Since the economic collapse and the subsequent dissolution of the Soviet Union, the Post-Soviet states haven’t held much economic power compared to Russia. However, since the annexation of Crimea and the decline in oil prices during the period of 2014-15, which caused a recession of around 50% in both Ukraine’s and Russia’s GDP, Ukraine’s economy has grown 70.8% compared Russia’s 8.8%.[6] This disparity, raising Ukraine’s GDP per capita to over a third of Russia’s GDP per capita[7], along with the increase in infrastructure brought by oil giants Shell and BP, was seen as a threat to Russia’s monopoly of oil and gas exports to the EU. Therefore, a key reason for this invasion was to prevent extraction and remove the infrastructure necessary for the wealth of oil and gas in Ukraine. The goal was to keep Russia’s importance to the EU and ensure the upkeep of the reliance that they had for Russian oil and gas. Before the more recent invasion of Ukraine, the European Union’s reliance on this industry was vast, where ‘Russia accounted for about two-fifths of the EU’s gas needs’[8] with Germany especially vulnerable. It was clear that the invasion would cause trade barriers to be set by both sides.

Initially the EU, in an attempt to prevent any further invasion of Ukraine, targeted individuals of power in hope that would repeal the invasion and sanctioned ‘115 entities and 1236 individuals’[9]. Along with other trade restrictions, this saw the collapse of the Russian Ruble. The response from Russia was to impose sanctions of their own, such as switching off gas pipelines.[10] This measure caused a much more significant economic crisis as opposed to the sanctions of the EU due to the heavy reliance on Russian gas, with inflation levels in the Eurozone hitting “a record 8.6% in June”[11], and rising to 10.9% in the EU as of September 22nd[12]. Even with this drastic level of inflation, it is possible the effects on consumers have not yet been fully displayed with winter approaching and temperature falling. Overall, this inflation and uncertainty has caused the Euro to struggle against the dollar, while surprisingly, the Ruble has hit a 7 year high, partly due to Europe’s shortage of oil and gas increasing the commodities’ prices and the increase in energy exports to China.[13] Wholesale prices of gas and electricity have risen 109% and 138% respectively since the 23rd of February (the day before the conflict) to the 27th of September.[14] Despite this, the strong Ruble is noted to be farcical by many given the difficulty in exchanging it. Trade barriers are thought to lead to inefficiency in production. With the supply chain barriers imposed, the graph below predicts the impact on GDP for some European Nations.[15]

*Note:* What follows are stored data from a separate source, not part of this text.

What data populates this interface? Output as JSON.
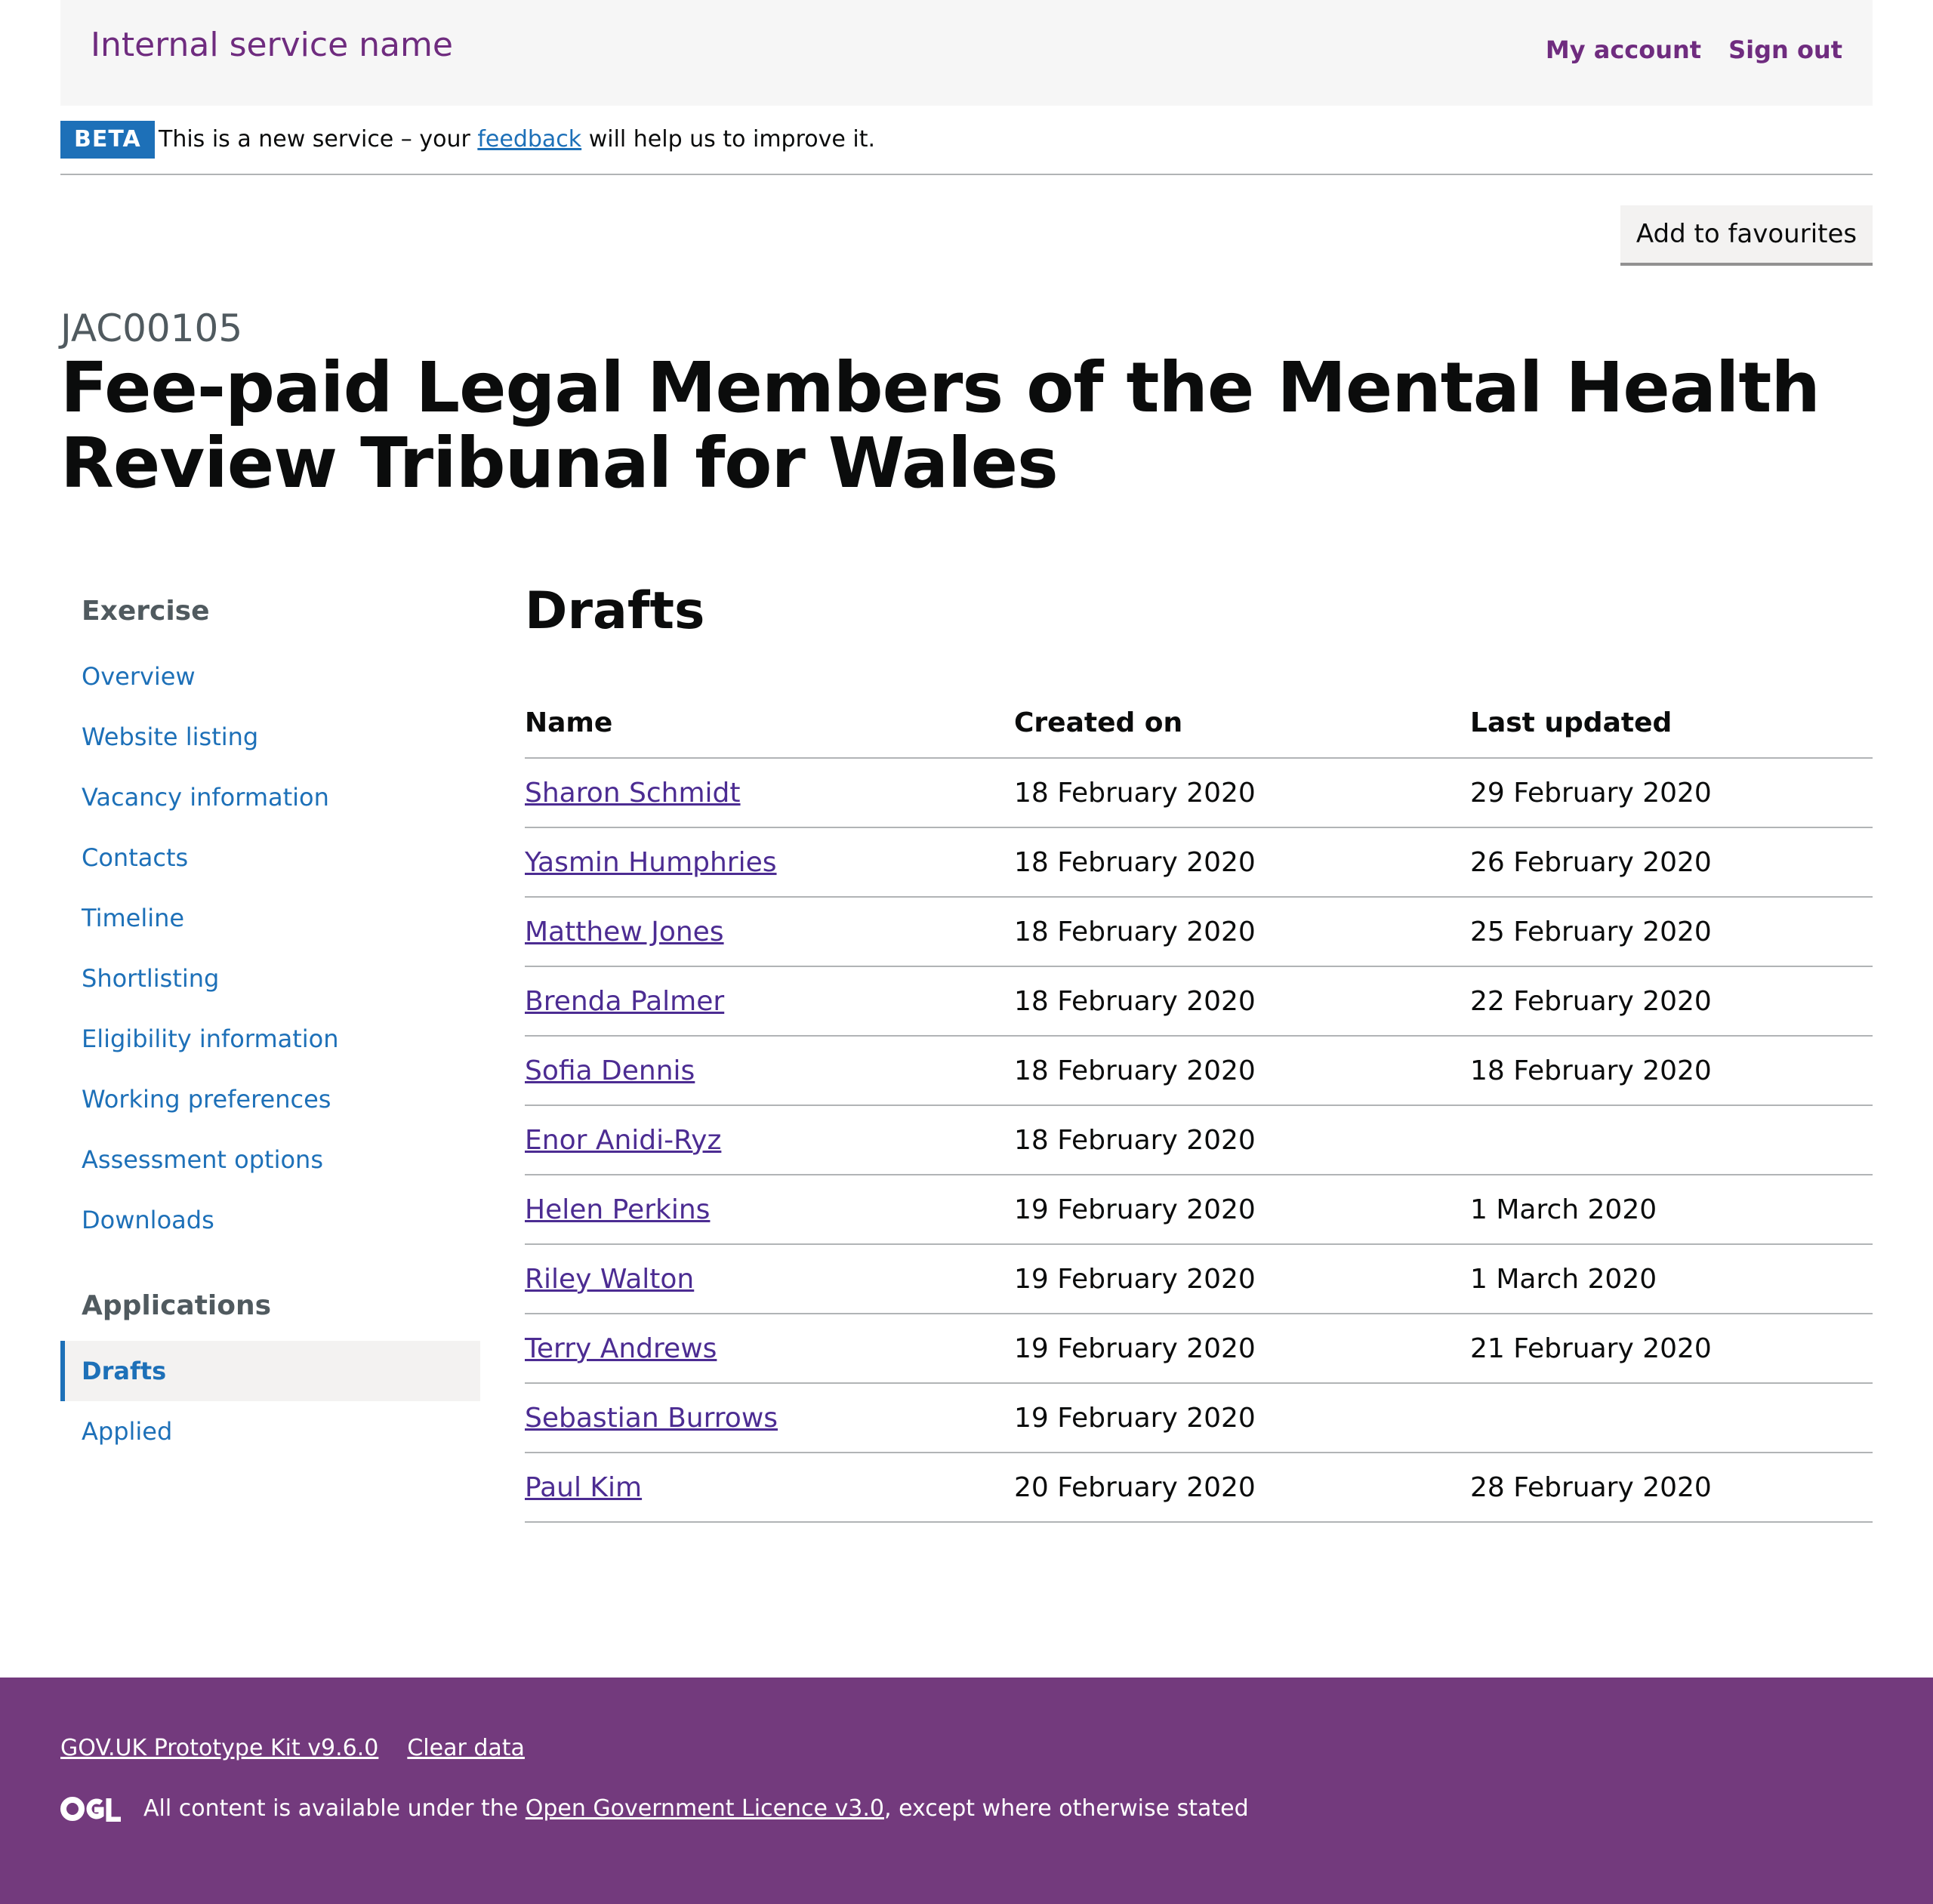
{
  "header": {
    "service_name": "Internal service name",
    "nav": [
      "My account",
      "Sign out"
    ]
  },
  "phase_banner": {
    "tag": "BETA",
    "text_before": "This is a new service – your ",
    "link": "feedback",
    "text_after": " will help us to improve it."
  },
  "favourites_button": "Add to favourites",
  "caption": "JAC00105",
  "title": "Fee-paid Legal Members of the Mental Health Review Tribunal for Wales",
  "sidebar": {
    "exercise_heading": "Exercise",
    "exercise_items": [
      "Overview",
      "Website listing",
      "Vacancy information",
      "Contacts",
      "Timeline",
      "Shortlisting",
      "Eligibility information",
      "Working preferences",
      "Assessment options",
      "Downloads"
    ],
    "applications_heading": "Applications",
    "applications_items": [
      "Drafts",
      "Applied"
    ],
    "active_item": "Drafts"
  },
  "main": {
    "heading": "Drafts",
    "columns": [
      "Name",
      "Created on",
      "Last updated"
    ],
    "rows": [
      [
        "Sharon Schmidt",
        "18 February 2020",
        "29 February 2020"
      ],
      [
        "Yasmin Humphries",
        "18 February 2020",
        "26 February 2020"
      ],
      [
        "Matthew Jones",
        "18 February 2020",
        "25 February 2020"
      ],
      [
        "Brenda Palmer",
        "18 February 2020",
        "22 February 2020"
      ],
      [
        "Sofia Dennis",
        "18 February 2020",
        "18 February 2020"
      ],
      [
        "Enor Anidi-Ryz",
        "18 February 2020",
        ""
      ],
      [
        "Helen Perkins",
        "19 February 2020",
        "1 March 2020"
      ],
      [
        "Riley Walton",
        "19 February 2020",
        "1 March 2020"
      ],
      [
        "Terry Andrews",
        "19 February 2020",
        "21 February 2020"
      ],
      [
        "Sebastian Burrows",
        "19 February 2020",
        ""
      ],
      [
        "Paul Kim",
        "20 February 2020",
        "28 February 2020"
      ]
    ]
  },
  "footer": {
    "links": [
      "GOV.UK Prototype Kit v9.6.0",
      "Clear data"
    ],
    "licence_before": "All content is available under the ",
    "licence_link": "Open Government Licence v3.0",
    "licence_after": ", except where otherwise stated",
    "logo_icon": "ogl-logo-icon"
  },
  "colors": {
    "brand_purple": "#6f2c7f",
    "footer_purple": "#733a7d",
    "link_blue": "#1d70b8",
    "visited_link": "#4c2c92"
  }
}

With both sides of the sanctions reluctant to budge, the upcoming winter will play a key part in the war. With European energy prices soaring, there is pressure to become less reliant on Russian energy or for NATO to come up with a solution to this conflict. However, with Putin’s aggressive military use, a war is in no one’s best interest. Putin’s war will damage the lives of the poorest, with millions of refugees fleeing, lead to soaring energy prices in Europe and slow Russian grain exports (the largest exporters of wheat).[16] With no sign of either side backing down, future growth prospects have been harmed, and Europe must find a way to become more self-sufficient in the energy sector. Putin’s war will have economic implications for years to come.

The views expressed in this article are the author’s own, and may not reflect the opinions of The St Andrews Economist.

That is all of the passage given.